I am lazy. That's why I like J2EE

No, really. Without J2EE, I wouldn't have access to Glassfish, with its wonderful autodeploy directory to, well, autmatically delpoy applications on it.

Without Java, I wouldn't be able to use JRuby.

And neither would I be able to use Warbler to create .war-files for drag and drop deployment.

In the span of 30 minutes (half of which is related to my underspec'd development environment), I was able to deploy a Rails application.

First, you need to setup your Rails application for use with JDBC. In Rails 2.0 it is as easy as this database.yml:

development:
host: localhost
adapter: jdbc
driver: com.mysql.jdbc.Driver
url: jdbc:mysql://localhost:3306/application_db
username:
password:
With the Warbler gem, you can easily create a war file:
jruby -S warble war
To fine-tune your configuration (if Warble's defaults aren't as good for you as they could), just run
jruby -S warble config
You can edit the resulting config\warble.rb for some fine tuning (I'll have to look into it, for example how to tell it to use a specific JRuby version).

Once you are ready to create your .war-file:
jruby -S rake war:standalone:create
Thsi creates a war file inculding the JRuby runtime. Drop into your domain's autodeploy folder, and wait until Glassfish is done deploying it. Done. You have a working, deployed, and automagically scaling Rails application. No need to herd a pack of Mongrels, futy with mod_proxy, or anything else. Wonderful.

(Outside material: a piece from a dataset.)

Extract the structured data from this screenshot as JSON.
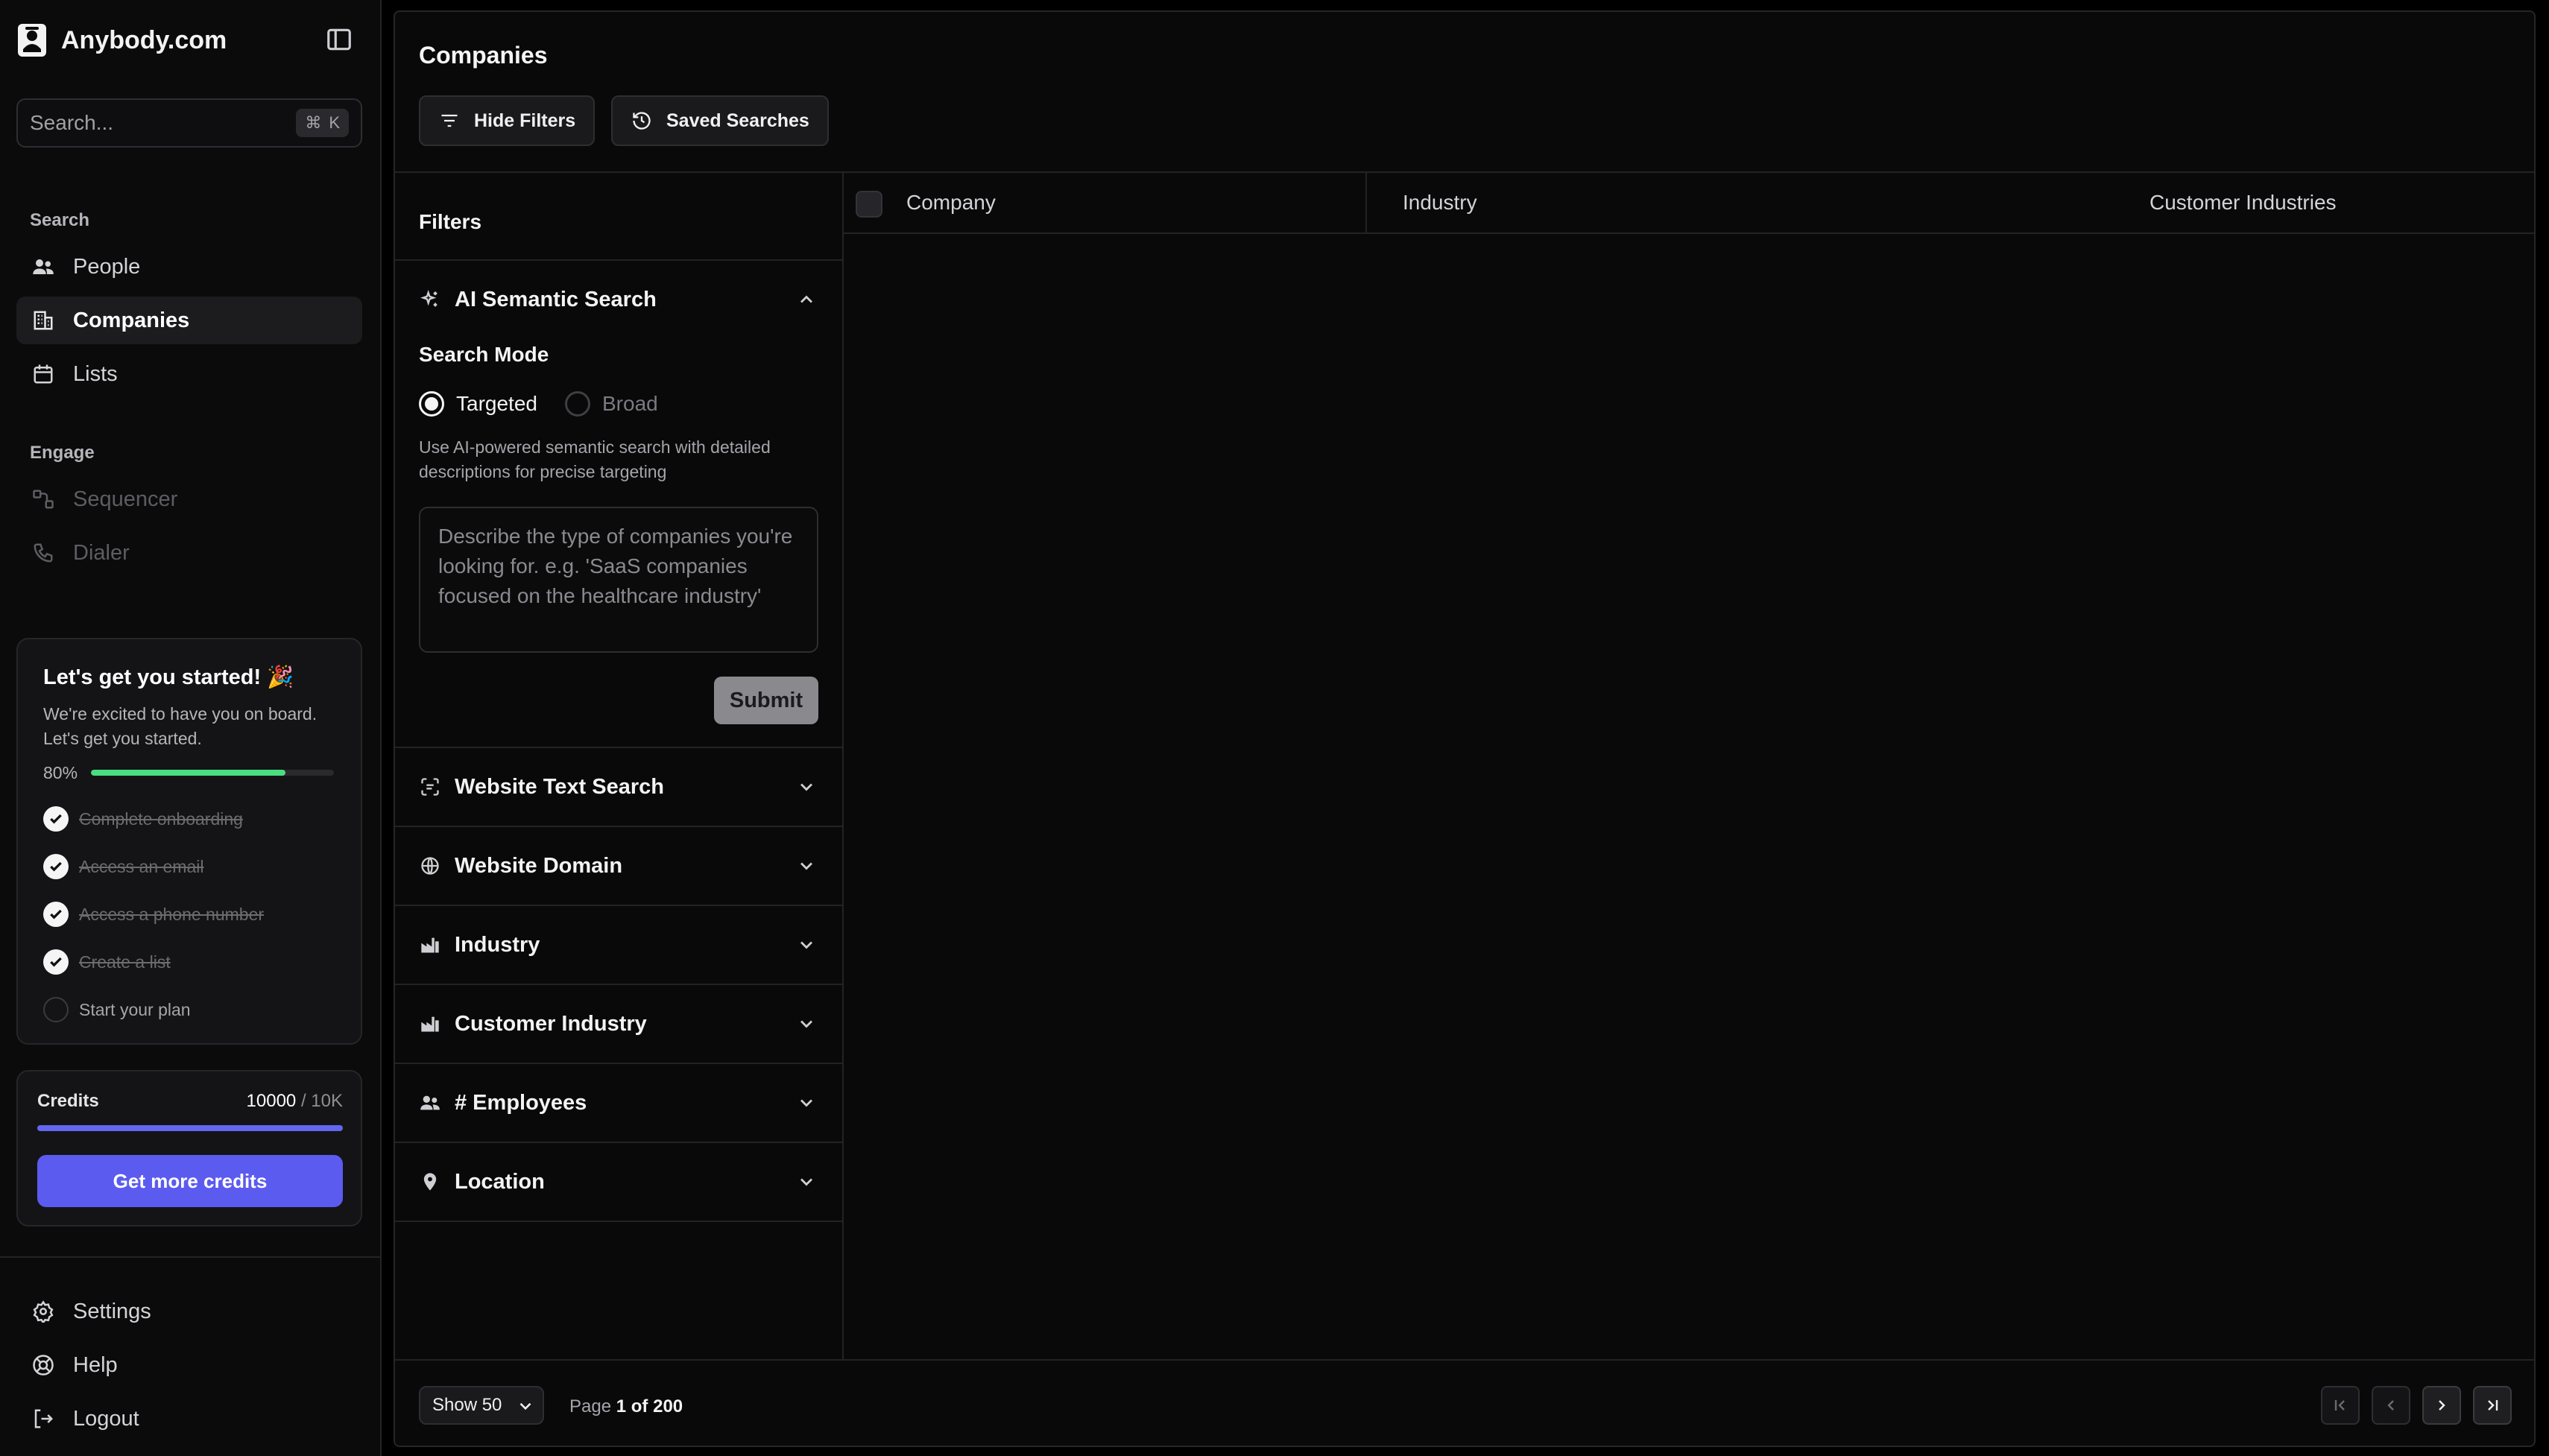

BUT there is one issue you migth have (whcih is unrelated to Ruby, JRuby, or Glassfish):

It is possible that your Rails app throws the following exception:
No :secret given to the #protect_from_forgery call. Set that or use a session store capable of generating its own keys (Cookie Session Store).
Don't fret. Either use the correct security, or change your app/controllers/application.rb so it looks like this:
protect_from_forgery :secret => 'a_really_long_pseudo_random_hash_thing'

Simply remove the comment in front of the :secret. Done. Enjoy the bonus you just ensured for yourself, since you avoided at least a day of additional deployment and configuration, and/or learning capistrano.

P.S.: Still working on the comparison of OpenID and CAS for Ruby, so this is a bit of filler content.